I wanna add to this. My dream was to become a professional scientist and move to China to raise a beautiful family there and greatly contribute to the fertility rate. I was told in high school that to achieve this dream, I should obtain a PhD in biological sciences because young scientists are in hot demand in China. I set forth to do that and a decade or so later, I succeeded. I was ready to go. But then, I was told that PhDs in biology were now a dime a dozen in China. I needed to specialize and gain work experience to uplift a specific field and then I would be in demand. I chose genetics because Chinese genetics were in their infancy but it was quite a developed field in the US. So I completed my training and became a medical geneticist. I was then told that just having the certificate was not enough; I needed to have work experience as a director of molecular genetics and then transfer from that job to one in China. So I began working as an assistant director. When I applied, they told me that they are looking for seasoned directors who can run labs by themselves rather than reporting to a chief director. So I went to a smaller company and there, I was the only certified medical geneticist. I can now run a genetics testing lab from scratch. So I'm ready now, right? No, now, they told me that there are many such people like me in China with this work experience and they often have no kids or spouses so they are workaholics. I looked around me and saw the dejected returnees, my colleagues who went to China thinking that their American genetics training would put them at an advantage. They went, set up labs, then got out-competed by local Chinese scientists who took over their positions by promotion and then had no choice but to return to the US. And here I am. I tried my best and followed the path but it just wasn't good enough.

Part of me is sad. I didn't want to deal with my kids being infected with Western culture; I didn't want to be in a mess of a city with gun violence and racism towards our blood. I wanted to be home and away from this filth.

But part of me is happy. The fact that I couldn't catch the Chinese train meant that that train was too fast. China's development was faster than that of a high-schooler who went straight to college, straight to PhD, graduated in 4 years, straight into fellowship, passing the certification exam on the first attempt. I didn't rest or work a different job a single year in between all that. I actually think I'm the youngest person in the US to earn this certification; I don't know that officially but I've been to conferences and met hundreds of colleagues and I've never met anyone younger than I was when I graduated the certification program. I am nowhere near the most brilliant, but I am probably the fastest. And yet, China was still faster. They left me behind but I'm so proud. All I can do now is try to catch up in my professional years and set my kids to catch the train I missed.
 

manqiangrexue

Brigadier
I’m truly amazed, sir! The progress China has made in medicine is clearly reflected in the rapid growth of its pharmaceutical industry in recent years. But from my limited perspective as an observer, it seems that in areas like artificial intelligence, the gap between China and the U.S. has remained fairly consistent ever since GPT-3.5 came out. Even with recent models like DeepSeek R1 and the soon-to-be-released Qwen3-Max-Thinking, it feels as though we’ve only managed to close that gap by about a month or two.
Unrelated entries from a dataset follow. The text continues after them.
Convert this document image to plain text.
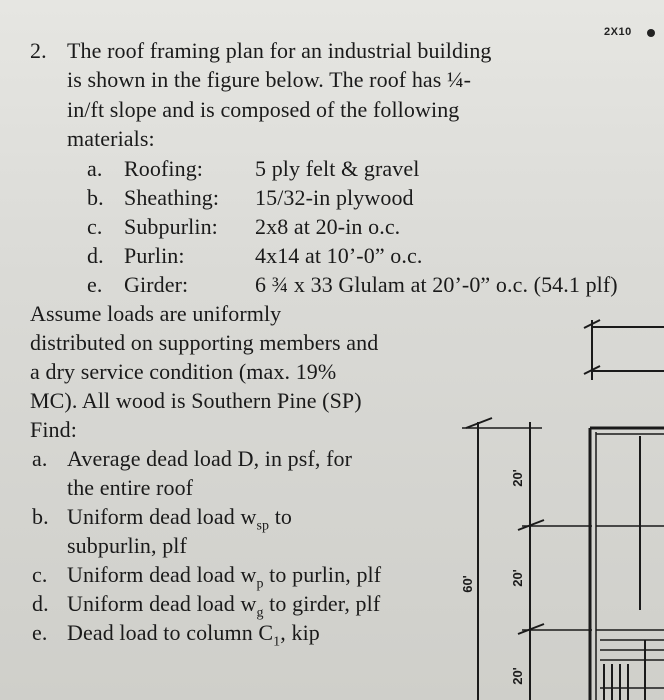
2X10
2. The roof framing plan for an industrial building
is shown in the figure below. The roof has ¼-
in/ft slope and is composed of the following
materials:
a. Roofing: 5 ply felt & gravel
b. Sheathing: 15/32-in plywood
c. Subpurlin: 2x8 at 20-in o.c.
d. Purlin:	4x14 at 10’-0” o.c.
e. Girder:	6 ¾ x 33 Glulam at 20’-0” o.c. (54.1 plf)
Assume loads are uniformly
distributed on supporting members and
a dry service condition (max. 19%
MC). All wood is Southern Pine (SP)
Find:
a. Average dead load D, in psf, for
the entire roof
b. Uniform dead load $w_{sp}$ to
subpurlin, plf
c. Uniform dead load $w_p$ to purlin, plf
d. Uniform dead load $w_g$ to girder, plf
e. Dead load to column $C_1$, kip
60'
20'
20'
20'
If I may ask—what do you think might be the reason for this? Does this perhaps suggest that the pace of AI development in China hasn’t quite kept up with the remarkable speed we’ve seen in biomedicine?
I don't know anything about AI or semiconductors and that is my regret that I didn't decide to study them instead. I am only on those threads to read news about them and cheer for China in my heart. But considering the gap 15, 10, 5 years ago, then the "gap" now, I think the general trend of China moving faster is clear. It's just not going to be clear if you compare every month.